This study investigates how individuals’ spending responds to local health risk exposure. Using the unexpected shock of COVID-19 as a quasi-natural experiment, it examines whether and how proximity to health risk influences individuals’ consumption and investment decisions and explores the underlying behavioral mechanisms from the perspective of time preference.
This study employs a comprehensive bank-account dataset combined with geolocation information to identify individuals’ proximity to residential compounds with confirmed COVID-19 cases. Exploiting spatial variation in exposure to local health risk, we conduct an empirical analysis of changes in consumption and investment behavior before and after the pandemic shock. The empirical strategy leverages within-individual variation and distance-based measures to isolate the effect of health risk exposure on financial decision-making.
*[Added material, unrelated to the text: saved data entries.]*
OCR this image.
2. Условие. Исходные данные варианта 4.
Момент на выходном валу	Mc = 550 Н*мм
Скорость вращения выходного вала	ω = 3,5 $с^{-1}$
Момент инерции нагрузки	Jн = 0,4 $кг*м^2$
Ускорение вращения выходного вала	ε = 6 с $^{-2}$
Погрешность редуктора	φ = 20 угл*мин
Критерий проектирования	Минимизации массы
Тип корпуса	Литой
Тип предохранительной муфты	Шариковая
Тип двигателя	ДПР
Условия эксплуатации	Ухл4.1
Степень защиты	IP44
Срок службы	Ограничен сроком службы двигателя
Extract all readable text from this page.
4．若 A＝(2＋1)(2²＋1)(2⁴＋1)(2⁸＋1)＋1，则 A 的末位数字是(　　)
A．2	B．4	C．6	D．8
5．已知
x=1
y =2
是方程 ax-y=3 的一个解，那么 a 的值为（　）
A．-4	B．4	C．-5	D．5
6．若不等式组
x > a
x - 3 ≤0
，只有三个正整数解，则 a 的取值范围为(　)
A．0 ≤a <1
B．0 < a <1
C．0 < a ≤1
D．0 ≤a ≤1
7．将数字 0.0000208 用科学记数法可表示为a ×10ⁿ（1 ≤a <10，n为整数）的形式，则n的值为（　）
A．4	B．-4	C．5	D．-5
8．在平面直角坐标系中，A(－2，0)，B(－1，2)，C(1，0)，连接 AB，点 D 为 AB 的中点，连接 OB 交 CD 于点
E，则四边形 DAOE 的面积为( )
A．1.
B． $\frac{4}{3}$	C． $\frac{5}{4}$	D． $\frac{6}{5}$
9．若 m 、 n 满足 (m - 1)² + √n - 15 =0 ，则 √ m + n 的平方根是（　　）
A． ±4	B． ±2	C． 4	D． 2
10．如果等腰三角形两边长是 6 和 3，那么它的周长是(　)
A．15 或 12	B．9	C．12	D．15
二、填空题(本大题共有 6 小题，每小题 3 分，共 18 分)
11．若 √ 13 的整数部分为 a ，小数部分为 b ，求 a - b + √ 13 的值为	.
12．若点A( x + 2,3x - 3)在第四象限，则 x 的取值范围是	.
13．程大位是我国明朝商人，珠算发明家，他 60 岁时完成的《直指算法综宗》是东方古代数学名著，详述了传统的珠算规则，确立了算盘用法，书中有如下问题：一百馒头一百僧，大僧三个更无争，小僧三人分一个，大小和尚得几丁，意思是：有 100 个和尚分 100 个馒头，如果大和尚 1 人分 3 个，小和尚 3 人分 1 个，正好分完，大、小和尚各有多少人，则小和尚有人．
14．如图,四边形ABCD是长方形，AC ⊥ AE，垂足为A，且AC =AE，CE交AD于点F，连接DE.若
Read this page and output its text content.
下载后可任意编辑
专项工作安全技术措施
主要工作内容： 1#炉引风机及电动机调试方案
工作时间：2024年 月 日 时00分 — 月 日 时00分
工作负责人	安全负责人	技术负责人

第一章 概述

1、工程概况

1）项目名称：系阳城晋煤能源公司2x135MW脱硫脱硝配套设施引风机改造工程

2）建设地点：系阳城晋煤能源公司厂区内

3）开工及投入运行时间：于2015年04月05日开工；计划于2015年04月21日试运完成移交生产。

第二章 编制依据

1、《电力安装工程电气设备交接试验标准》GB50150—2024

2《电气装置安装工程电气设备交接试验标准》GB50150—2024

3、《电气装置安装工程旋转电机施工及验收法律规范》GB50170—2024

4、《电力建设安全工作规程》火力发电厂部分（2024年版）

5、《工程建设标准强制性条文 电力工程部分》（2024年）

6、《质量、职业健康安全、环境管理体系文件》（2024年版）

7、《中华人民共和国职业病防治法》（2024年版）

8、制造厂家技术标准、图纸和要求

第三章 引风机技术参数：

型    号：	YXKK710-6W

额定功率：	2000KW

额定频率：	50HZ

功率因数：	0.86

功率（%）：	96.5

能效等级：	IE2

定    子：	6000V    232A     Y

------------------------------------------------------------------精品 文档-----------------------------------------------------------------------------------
Following the pandemic shock, individuals residing in compounds with confirmed cases significantly increase expenditures on entertainment and jewelry, while reducing allocations to insurance and mutual funds. These behavioral adjustments exhibit a clear spatial gradient, attenuating as the distance from infected residences increases. The results suggest that closer exposure to health risk is associated with a shift toward more present-oriented financial behavior.
This study contributes to the literature by providing micro-level evidence on how localized health risk exposure shapes financial behavior. By precisely identifying affected individuals using granular spatial data, it advances existing research that often relies on aggregate measures of risk. Furthermore, it offers a novel behavioral interpretation by linking proximity to health risk with time preference, thereby enriching the understanding of how exogenous shocks influence individual financial decision-making.